The court found that the school district was in the possession and use of a tract described by metes and bounds containing about 2 acres and "that said school district has been in the open, notorious, hostile, adverse, and continuous possession thereof since the year 1908, under claim of right, occupying and using same for public school purposes at all times, thereby acquiring a title thereto by prescription; and that the plaintiff, Sam Liles, has no right, title or interest therein or thereto," and the title of school district was quieted in the school district to that tract described by metes and bounds and located in the southwest corner of the 80-acre tract of land.

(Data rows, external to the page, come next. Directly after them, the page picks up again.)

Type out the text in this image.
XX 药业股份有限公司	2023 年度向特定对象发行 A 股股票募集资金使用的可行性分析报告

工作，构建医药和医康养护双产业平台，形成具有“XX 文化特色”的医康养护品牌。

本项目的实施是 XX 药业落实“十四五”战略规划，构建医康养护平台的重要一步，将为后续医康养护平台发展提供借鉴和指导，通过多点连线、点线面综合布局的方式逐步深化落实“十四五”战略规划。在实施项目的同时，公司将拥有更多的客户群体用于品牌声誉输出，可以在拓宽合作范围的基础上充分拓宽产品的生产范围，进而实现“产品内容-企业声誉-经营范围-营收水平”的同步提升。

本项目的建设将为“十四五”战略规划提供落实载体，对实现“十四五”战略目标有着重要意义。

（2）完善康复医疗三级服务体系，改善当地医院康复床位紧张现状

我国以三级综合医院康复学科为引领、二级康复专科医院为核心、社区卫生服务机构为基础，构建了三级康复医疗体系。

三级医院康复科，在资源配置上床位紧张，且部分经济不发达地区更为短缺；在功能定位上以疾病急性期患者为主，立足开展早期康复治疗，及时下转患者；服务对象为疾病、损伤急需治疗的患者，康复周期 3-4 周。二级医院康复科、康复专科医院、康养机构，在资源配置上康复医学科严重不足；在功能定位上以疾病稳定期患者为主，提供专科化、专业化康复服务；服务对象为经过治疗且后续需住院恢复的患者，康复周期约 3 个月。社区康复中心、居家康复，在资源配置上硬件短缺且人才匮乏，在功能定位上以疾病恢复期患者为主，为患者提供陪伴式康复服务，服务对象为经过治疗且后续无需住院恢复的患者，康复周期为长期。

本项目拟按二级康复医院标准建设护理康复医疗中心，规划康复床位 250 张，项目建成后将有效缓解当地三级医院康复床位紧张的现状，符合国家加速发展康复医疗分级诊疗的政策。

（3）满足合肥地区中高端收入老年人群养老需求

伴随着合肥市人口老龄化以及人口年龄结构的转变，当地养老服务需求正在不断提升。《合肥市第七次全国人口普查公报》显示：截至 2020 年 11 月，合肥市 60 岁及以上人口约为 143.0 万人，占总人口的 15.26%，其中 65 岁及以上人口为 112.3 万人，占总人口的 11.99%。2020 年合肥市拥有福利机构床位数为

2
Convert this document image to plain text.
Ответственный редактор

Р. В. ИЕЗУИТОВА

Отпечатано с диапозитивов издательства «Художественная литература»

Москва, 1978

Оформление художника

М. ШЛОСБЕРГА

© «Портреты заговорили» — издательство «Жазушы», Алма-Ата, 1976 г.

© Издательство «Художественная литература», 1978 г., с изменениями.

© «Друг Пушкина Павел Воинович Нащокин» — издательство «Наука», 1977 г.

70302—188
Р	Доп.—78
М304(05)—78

It is quite evident that the trial court took the view that the evidence of plaintiff was not sufficient to bring this case under the rule of permissive use and that under all the evidence there could be no application of that rule so as to retain title in Allen and in this plaintiff after the exclusive use all these years as shown. We cannot say that such finding is clearly against the weight of the evidence.

Plaintiff in this action is willing for the school district to continue in its *460 right to use one acre, but we observe that the brick building itself extends over and beyond the one acre line. We observe also the suggestion without contradiction that when the owner Allen became of legal age about 1925, that he could have ejected the school district, but he did not do so. There is indication in his brief that plaintiff is willing for the school district to use more than one acre, and to use the approximately two acres involved in this action for so long as the same shall be used for school purposes, but we do not consider that view or attitude as of any controlling importance or effect in the case.

We have examined the record and heard oral argument and are convinced that the findings and judgment of the trial court are sustained by the evidence and are not clearly against the weight of the evidence.

It is our conclusion that in view of the trial court's findings this case is not distinguishable from the case of James v. Union Graded School District No. 2, Muskogee County, 201 Okla. 573, 207 P.2d 241; that this case is controlled by that decision, and that in view of the statements and conclusions set out in that decision it is not necessary to dwell further upon the facts of this case or the reason for the conclusions of law and fact here applied.

The judgment quieted the school district's title to about two acres of land described in the judgment by metes and bounds, and for the reason stated, the judgment is affirmed.

CORN, GIBSON, DAVISON, JOHNSON and BINGAMAN, JJ., concur. HALLEY, V.C.J., dissents.